AMD has made some 225 requests for such documents as part of its lawsuit against the world’s largest chipmaker for alleged antitrust behavior.

Intel said that what happens between it and its foreign customers is out of bounds to AMD’s US law suit. AMD also has asked for an unreasonably large amount of discovery documents from Intel and its customers, which is expensive and time consuming, according to Intel.

AMD previously filed a motion for Intel to produce documents that AMD claimed contained evidence of Intel’s coercion and other misconduct with its foreign customers. Intel’s alleged shenanigans shut AMD out of revenue opportunities and limited its ability to fairly compete, according to AMD.

But in its filing yesterday, Intel cited a September ruling by a US judge that threw out documents relating to Intel’s foreigners customers based on the Foreign Trade Antitrust Improvements Act, which basically puts non-US business dealings beyond US antitrust jurisdiction.

AMD’s claims relating to Intel’s foreign business were a repackaging of an argument that has already been rejected by a US court, Intel claimed, in its filing.

AMD had a different take on the matter. While pending appellate review, that ruling does appear to limit AMD’s damages in its US legal case, it has absolutely nothing to do with the legal and factual merits of the allegations of Intel’s misconduct, said AMD spokesperson Michael Silverman.

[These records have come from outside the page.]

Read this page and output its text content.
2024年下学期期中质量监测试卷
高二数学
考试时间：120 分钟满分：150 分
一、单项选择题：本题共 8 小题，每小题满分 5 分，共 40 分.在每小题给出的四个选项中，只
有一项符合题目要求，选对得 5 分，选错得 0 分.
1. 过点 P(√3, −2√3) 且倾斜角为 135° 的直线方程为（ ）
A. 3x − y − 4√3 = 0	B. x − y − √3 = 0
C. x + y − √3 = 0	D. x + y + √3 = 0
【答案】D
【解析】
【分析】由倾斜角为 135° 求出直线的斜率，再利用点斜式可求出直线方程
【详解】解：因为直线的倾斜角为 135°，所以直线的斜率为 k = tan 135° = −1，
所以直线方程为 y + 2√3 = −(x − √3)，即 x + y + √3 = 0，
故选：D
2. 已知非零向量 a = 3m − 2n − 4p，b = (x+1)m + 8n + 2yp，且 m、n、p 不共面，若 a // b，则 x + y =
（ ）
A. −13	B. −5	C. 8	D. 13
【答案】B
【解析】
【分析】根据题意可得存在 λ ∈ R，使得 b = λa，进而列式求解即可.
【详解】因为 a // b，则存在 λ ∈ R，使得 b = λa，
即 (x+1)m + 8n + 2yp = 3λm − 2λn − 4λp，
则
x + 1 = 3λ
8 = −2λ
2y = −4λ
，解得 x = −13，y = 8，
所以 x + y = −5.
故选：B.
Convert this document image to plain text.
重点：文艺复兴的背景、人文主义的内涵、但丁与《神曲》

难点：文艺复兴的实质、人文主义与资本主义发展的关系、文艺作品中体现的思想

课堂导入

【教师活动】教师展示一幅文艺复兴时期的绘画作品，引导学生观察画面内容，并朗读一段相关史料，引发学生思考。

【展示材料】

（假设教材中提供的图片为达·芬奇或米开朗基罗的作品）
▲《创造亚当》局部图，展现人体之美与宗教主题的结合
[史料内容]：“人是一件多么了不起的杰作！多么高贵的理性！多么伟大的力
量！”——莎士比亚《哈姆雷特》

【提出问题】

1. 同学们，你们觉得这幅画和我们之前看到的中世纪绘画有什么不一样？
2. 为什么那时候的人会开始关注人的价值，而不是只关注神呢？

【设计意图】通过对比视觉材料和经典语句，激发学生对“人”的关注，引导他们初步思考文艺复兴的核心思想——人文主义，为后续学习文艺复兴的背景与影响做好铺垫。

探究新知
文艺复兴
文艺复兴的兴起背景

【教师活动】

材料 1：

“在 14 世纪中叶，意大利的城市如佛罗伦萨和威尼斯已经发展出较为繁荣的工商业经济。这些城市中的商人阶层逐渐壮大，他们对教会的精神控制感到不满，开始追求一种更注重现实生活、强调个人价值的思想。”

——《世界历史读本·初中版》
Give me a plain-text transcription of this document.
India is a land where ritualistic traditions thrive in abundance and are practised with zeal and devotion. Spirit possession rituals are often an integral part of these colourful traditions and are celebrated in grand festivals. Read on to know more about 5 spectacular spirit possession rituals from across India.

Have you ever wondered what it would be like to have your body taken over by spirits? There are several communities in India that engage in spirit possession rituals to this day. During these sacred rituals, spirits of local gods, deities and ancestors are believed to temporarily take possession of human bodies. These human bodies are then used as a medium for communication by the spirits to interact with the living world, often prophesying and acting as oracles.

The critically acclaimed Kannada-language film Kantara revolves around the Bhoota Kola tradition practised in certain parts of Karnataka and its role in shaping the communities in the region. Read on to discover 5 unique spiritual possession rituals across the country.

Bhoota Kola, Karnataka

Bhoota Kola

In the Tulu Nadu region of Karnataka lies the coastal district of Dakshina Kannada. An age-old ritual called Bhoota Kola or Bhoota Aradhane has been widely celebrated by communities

Nor does that ruling stand as a bar to AMD’s discovery of evidence that it alleges shows Intel coerced foreign customers from dealing with it, particularly given the harm this foreclosure caused to AMD export business of selling domestically manufactured processors to foreign customers, Silverman said.

What’s more, Intel has good reason to attempt to resist foreign discovery — its desire to keep a US jury seeing the evidence of Intel’s global misconduct and how that has injured consumers in the US, Silverman added.

Intel reckons AMD is being unreasonable.

The parties all agree this is an enormously complex and expensive case, requiring the production of millions of pages of documents, Intel said, in its filing. AMD has estimated that the terabytes of data that will be produced if printed out would extend more than 137 miles.

Among the dozens of Intel customers AMD has subpoenaed are Intel’s foreign customers, including Fujitsu, for documents relating to their business transactions with Intel.

The Japan OEMs and other third parties have made it clear that to comply with the AMD subpoenas would disrupt their business operations and force these companies to incur millions of dollars in expenses to identify, extract, translate, review and product the requested documents, Intel said.

AMD claims Intel’s foreign conduct caused AMD to lose customers and business outside the US, which limited its ability to continue manufacturing chips in the US. Intel countered that AMD would have had to spend about $500m to update its remaining microprocessor factory in the US, because of a copper interconnection technology AMD used for new chips that its older factory was not fitted to handle.

The case is expected to go to trial in 2009.